Kalbine Allah inancı ve sevgisini koymuş birinden daha mutlu, daha güzel, daha zengin kim olabilir ki?
Aynı konuda bende sıkıntı duyuyorum. Nedir derseniz? Dinin suçlanmasını.Neden din suçlanıyor? Neden her konuda kabahatli arandığında dinimiz İslâma çatılıyor?
Düşünelim, bir doktor hastasının içinde ameliyat makasını unuttuğu zaman, tıp dünyası değil, doktor suçlanıyor, öyle değil mi?
Ya da mühendisin yaptığı köprü yıkılmış ise, kabahat mühendisindir, mühendisliğin değil.

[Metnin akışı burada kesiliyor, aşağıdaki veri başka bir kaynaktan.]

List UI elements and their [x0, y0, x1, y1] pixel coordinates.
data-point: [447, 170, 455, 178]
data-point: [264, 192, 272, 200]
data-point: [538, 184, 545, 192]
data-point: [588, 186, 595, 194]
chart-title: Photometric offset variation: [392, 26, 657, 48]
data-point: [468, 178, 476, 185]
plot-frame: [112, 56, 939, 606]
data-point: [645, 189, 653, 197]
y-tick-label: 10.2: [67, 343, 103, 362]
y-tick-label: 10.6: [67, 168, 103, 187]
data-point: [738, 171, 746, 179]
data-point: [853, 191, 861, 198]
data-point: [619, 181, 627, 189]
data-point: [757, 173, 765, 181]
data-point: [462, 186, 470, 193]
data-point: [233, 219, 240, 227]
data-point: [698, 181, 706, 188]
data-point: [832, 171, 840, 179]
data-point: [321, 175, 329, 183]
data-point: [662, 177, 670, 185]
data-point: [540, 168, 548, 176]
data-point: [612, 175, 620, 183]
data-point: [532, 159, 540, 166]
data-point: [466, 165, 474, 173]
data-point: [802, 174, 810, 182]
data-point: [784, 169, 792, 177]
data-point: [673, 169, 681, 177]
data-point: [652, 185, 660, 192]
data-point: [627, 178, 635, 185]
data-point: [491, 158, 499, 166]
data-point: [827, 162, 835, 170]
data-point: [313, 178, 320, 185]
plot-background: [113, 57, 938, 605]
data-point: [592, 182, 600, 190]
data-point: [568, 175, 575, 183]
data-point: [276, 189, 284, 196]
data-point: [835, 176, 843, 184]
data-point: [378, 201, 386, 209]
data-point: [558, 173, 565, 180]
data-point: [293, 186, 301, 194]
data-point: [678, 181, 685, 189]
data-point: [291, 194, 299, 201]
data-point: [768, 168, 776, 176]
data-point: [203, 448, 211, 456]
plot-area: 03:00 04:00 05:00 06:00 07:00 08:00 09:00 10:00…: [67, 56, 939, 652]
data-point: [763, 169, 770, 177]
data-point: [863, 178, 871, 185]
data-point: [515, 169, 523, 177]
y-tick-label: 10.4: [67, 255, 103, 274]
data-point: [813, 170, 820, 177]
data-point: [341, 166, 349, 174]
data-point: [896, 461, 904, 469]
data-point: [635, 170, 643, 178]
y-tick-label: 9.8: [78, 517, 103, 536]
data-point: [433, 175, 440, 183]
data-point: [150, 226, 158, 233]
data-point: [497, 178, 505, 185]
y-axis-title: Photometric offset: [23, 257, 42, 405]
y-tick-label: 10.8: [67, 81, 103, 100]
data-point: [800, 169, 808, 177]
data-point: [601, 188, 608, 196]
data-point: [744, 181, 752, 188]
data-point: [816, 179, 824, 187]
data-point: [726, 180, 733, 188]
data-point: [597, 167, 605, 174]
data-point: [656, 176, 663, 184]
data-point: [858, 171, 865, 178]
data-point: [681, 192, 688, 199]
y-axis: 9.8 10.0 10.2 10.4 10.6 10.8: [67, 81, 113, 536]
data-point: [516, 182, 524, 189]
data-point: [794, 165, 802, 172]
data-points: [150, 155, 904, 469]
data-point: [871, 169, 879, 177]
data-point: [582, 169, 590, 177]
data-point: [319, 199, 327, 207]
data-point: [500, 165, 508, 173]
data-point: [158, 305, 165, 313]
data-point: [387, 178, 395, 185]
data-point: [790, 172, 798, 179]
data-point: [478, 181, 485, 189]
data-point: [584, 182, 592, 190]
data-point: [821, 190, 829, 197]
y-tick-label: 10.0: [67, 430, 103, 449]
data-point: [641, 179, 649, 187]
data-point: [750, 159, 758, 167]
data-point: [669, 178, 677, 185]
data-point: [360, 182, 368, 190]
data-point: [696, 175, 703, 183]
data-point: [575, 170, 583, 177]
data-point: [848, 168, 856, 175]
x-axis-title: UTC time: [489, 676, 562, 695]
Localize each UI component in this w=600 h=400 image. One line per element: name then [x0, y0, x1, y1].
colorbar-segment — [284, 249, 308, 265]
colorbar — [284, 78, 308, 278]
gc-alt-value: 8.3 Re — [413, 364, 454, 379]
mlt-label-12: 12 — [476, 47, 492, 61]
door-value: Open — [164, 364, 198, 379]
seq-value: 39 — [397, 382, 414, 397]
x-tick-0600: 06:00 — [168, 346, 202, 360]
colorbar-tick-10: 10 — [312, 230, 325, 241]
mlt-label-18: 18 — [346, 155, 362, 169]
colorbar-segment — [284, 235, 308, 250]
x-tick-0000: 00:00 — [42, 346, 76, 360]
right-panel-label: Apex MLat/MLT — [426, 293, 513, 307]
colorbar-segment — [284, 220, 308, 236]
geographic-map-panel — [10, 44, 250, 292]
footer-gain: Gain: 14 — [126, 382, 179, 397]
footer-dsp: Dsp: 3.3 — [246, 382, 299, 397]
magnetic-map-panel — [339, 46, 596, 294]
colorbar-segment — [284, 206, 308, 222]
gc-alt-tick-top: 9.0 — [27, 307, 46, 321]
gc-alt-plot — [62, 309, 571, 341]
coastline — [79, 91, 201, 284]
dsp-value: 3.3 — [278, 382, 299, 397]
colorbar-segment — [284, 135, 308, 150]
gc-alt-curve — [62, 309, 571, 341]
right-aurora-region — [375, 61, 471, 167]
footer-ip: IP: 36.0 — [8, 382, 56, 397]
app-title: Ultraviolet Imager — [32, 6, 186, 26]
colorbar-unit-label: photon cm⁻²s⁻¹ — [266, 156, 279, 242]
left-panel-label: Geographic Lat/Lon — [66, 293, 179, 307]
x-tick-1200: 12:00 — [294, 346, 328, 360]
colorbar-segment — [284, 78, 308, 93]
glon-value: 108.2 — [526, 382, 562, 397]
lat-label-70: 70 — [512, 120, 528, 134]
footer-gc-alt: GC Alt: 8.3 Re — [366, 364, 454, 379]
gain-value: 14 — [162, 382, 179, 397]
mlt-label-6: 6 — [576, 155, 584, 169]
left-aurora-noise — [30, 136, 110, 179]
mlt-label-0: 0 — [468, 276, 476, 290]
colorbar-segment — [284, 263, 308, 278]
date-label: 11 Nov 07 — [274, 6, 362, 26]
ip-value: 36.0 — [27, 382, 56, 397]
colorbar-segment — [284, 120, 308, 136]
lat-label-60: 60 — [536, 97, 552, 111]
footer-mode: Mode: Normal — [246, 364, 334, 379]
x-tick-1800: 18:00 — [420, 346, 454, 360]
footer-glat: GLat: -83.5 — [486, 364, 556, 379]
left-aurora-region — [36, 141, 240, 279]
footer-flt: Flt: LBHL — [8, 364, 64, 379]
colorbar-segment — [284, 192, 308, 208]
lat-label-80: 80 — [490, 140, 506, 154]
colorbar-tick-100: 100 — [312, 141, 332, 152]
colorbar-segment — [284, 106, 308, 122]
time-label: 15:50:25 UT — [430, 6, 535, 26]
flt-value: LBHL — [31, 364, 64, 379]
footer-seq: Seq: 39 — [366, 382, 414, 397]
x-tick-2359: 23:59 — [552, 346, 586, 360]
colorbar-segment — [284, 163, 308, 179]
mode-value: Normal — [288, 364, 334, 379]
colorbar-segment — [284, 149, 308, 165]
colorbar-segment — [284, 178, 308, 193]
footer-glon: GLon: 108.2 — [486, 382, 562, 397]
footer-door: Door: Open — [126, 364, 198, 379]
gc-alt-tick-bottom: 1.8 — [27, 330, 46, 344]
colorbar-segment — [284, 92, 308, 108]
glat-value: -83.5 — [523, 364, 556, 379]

Peki dindar geçinen biri, tembel, ahlak seviyesi düşük biri ise, bu kişi suç işlediginde, Neden direk İslâm dini suçlanıyor, Neden suçu işleyen karakter suçlanmıyor? Neden dinimiz İslâm hep suçlanıyor? Neden? Neden?
Hiç düşündük mü bu Islâma kurulan bir tuzak
O halde ne yapmalıyız?
Allah' a inanmalıyız
Peygambere bağlanmalıyız.
Kur'an a sarılıp
İslâma sıkı sıkı yapışmalıyız
Faziletli ve bilgili bir müslüman
Yüksek ahlâklı
İbadetli bir müslüman olmalıyız
İslamın ve imanın şartlarını yerine getirmeliyiz
ki vücudumuz, fikrimiz ve ruhumuz tertemiz olsun.
(İslam prensipleri A.Kemal Belviranlı)
Saygılarımla
Çanacık tarafından 1/11/2019 11:33:24 AM zamanında düzenlenmiştir.
Dilek USTA
Akıllı olan insan dediğinizi yapar, yapmalı arkadaş seçiminde, dost olmak istediğinde; ama birliktelik/ evlilik çok ayrı bir şey . Karşınızdaki her iki açıdan da tatmin etmiyorsa ( fiziksel güzellik ve bahsettiğiniz güzel ahlak) insan aklının dışarıda kalması ihtimali büyüktür ve de korkunçtur bence. Eşlerini güzel ahlaklı diye seçip, sonra da bozulmasın diyerek eve kapatarak, dışarıda uçan kuşu kaçırmayan erkeklerin sayısı arttıkça görünür de diyorum ki bu akıllı seçimler son bulmalı.
Sormuşsunuz ya yanıtlıyayım
Her gün aynı tabloya bakmak zor'dur , güzelliği dışarıdan çekici gelenin içindeki fırça darbelerinin sürekliliği bakanı renklendirir, heyecanlandırır. Renkleri keşfediecek sır'da bir bütünsellik ve Zeki bir donanımla kurgulanmamışsa tablo bir bakış sonrası zaten bir daha bakılmayacak türdendir. Allah kimseyi böyle bir tabloya talip olmaya denk getirmesin dilerim.